4.12 Afhankelijk van de discipline (in het bijzonder bij de dynamische disciplines) dienen oogbeschermende middelen te worden gedragen door de schutters.

 

Munitie

 

4.13

a. Alleen die munitie mag worden gebruikt die is toegestaan in enige, door de KNSA gereglementeerde of erkende discipline. Bovendien is het slechts toegestaan herladen munitie te gebruiken, indien is herladen volgens de bijbehorende herlaadtabellen en indien de minimale en maximale kruit- ladingen niet zijn overschreden.

 

b. Verkoop van munitie vanuit de vereniging aan schutters met een eigen vuurwapen is alleen toegestaan als de politie hiervoor een verlof tot voorhanden hebben heeft verleend. Dit verlof dient u desgewenst te tonen aan het aanwezige bestuur.

 

c. Verkoop van munitie vanuit de vereniging aan schutters die gebruik maken van een vereniging wapen is alleen toegestaan in het kaliber wat correspondeert met het fasesysteem waarin de schutter zich bevindt. Niet verschoten patronen dienen te worden ingeleverd bij de dienstdoende baliemedewerker voor opslag.

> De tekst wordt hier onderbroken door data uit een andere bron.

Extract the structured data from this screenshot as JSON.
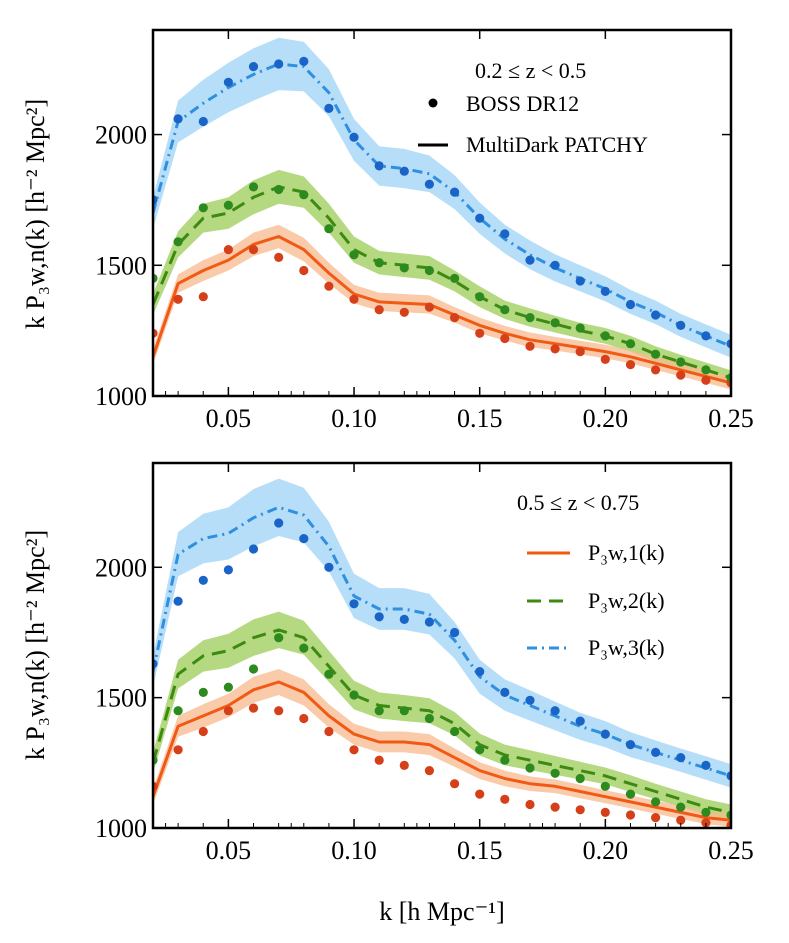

Tenzij er door de politie hiervoor een verlof tot voorhanden hebben is verleend mogen de patronen mee genomen worden.

 

Hanteren van wapens

 

4.14 Een wapen moet altijd zodanig behandeld worden alsof het geladen is.

 

4.15 De loop van het wapen (monding) moet altijd in de veilige richting (namelijk naar de kogelvanger of veilig gebied) gehouden worden.

 

4.16 Niemand mag het wapen van een ander aanraken; dit mag uitsluitend worden opgepakt na uitdrukkelijke toestemming hiertoe van de eigenaar.

 

4.17 Een wapen oppakken ten behoeve van schietoefeningen (training) achter de schutters is altijd verboden.

 

4.18 Tijdens het schieten mag een schutter, met uitzondering van de daartoe bevoegde baanofficials, niet worden gestoord.

 

4.19 Beginnende schutters mogen uitsluitend schieten onder begeleiding van een daartoe bevoegde persoon.

 

4.20 Na het schieten moet het wapen en magazijn(en) worden ontladen en opgeborgen.

 

4.21 Indien van toepassing dient vóór aanvang van het schieten, de zandkogel- vanger stofvrij te zijn gemaakt en gecontroleerd te zijn op ricochetgevaar.

 

4.22 Er mag uitsluitend geschoten worden vanuit de schietpunten voor de desbetreffende discipline.

 

4.23 Op het schietpunt mag zich alleen de schutter bevinden; een uitzondering daarop kan worden gemaakt voor toezicht door een daartoe bevoegd persoon.

 

4.24 Bij weigering van een schot moet het wapen 60 seconden met de loop (monding) in de richting van de kogelvanger of veilig gebied worden gehouden.

 

4.25 Zodra het signaal “STOP VUREN” hetzij mondeling, hetzij door middel van een geluidssignaal (fluit) of door middel van een lichtsignaal door de veiligheidsfunctionaris is gegeven, dienen de schutters onmiddellijk het vuren te stoppen en bij het commando “ONTLADEN” onmiddellijk hun wapens volgens de procedures te ontladen.

 

4.26 Het ontladen van wapens mag uitsluitend geschieden met de loop in de richting van de kogelvanger of veilig gebied.

 

4.27 Het is verboden een geladen wapen uit de hand te leggen, met uitzondering van noodsituaties (zie 4.9).

 

4.28 De VVF ziet er op toe dat elk wapen dat het schietpunt verlaat, gecontroleerd wordt op “ontladen”.

 

4.29 Het is niet toegestaan met een onverpakt wapen de schietbaan te verlaten.

 

 

4.30 Het is verboden wapens onbeheerd op de schietpunt achter te laten.